While visiting California’s capitol in Sacramento on a recent trip, I was struck by the juxtaposition of Governor Jerry Brown’s modern portrait hanging among more traditional portraits of other California governors. One of the first of its kind, the picture is immediately annoying to those of us with conservative temperaments, because it appears to be mocking the dignity and authority of the office.

Upon further consideration, however, I had to ask myself: which is more in touch with reality—a stiff, authoritative portrait of Governor Moonbeam, dressed to the nines much like those portraits you can order of your dog in full military regalia, or Don Bachardy’s postmodern portrait of a thoroughly postmodern man?

Those of us who love order, beauty, proper authority, and heroism, need not dismiss our current realities in order to promote the society we want.

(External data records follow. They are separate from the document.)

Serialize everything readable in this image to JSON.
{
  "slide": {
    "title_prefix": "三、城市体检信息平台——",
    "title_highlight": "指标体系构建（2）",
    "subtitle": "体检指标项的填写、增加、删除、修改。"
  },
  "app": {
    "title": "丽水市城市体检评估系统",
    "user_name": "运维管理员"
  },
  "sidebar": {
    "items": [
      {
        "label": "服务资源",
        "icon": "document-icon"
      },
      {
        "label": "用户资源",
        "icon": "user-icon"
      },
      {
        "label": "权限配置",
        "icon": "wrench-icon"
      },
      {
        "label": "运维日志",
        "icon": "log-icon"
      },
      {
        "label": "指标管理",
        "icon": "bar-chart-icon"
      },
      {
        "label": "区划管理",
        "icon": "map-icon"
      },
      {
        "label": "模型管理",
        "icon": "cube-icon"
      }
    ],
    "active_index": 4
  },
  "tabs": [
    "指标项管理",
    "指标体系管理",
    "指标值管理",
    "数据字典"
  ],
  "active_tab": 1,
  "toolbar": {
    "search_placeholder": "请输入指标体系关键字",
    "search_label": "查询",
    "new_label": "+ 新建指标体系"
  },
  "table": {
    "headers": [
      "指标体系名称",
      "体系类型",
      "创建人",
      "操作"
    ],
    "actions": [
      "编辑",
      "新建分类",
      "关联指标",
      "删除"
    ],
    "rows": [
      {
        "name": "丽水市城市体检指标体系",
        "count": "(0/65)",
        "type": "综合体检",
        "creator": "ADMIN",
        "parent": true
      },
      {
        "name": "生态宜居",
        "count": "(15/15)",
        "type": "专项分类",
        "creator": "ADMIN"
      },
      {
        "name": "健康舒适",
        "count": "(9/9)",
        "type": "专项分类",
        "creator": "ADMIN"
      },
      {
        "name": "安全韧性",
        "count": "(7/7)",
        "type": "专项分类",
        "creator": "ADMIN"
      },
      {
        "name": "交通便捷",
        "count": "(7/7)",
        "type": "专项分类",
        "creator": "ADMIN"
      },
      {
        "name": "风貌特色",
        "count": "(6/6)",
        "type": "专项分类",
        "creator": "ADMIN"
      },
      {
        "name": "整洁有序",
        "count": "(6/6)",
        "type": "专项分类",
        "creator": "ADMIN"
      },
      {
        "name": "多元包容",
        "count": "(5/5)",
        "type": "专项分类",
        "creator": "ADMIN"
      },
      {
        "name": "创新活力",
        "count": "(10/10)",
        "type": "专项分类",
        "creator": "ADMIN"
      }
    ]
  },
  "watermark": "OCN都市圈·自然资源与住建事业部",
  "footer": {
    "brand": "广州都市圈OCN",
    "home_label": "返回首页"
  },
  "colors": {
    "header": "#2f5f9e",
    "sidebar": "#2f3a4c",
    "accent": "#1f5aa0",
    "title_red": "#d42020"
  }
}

The king and queen are problematic figures, both of whom fall short of the accomplishments and personal virtues of the West’s heroes. They are, at best, people fitting to the age, at home in the postwar clownworld. They have been playing with the riches and dwindling power accumulated by previous generations of better men. The king appears unmoved and resolute in his scarlet red tornado. He appears content to simply disappear into it, graying and muffled. Where is the lie?

Insofar as these portraits display Charles and Camilla as they really are, they are good art. The American right need not protect us all from recognizing exactly what they are.  Western civilization requires partisans willing to look at our current reality as it is, unobscured by Kinkade Konservatism’s childish projections of the society we wish we had.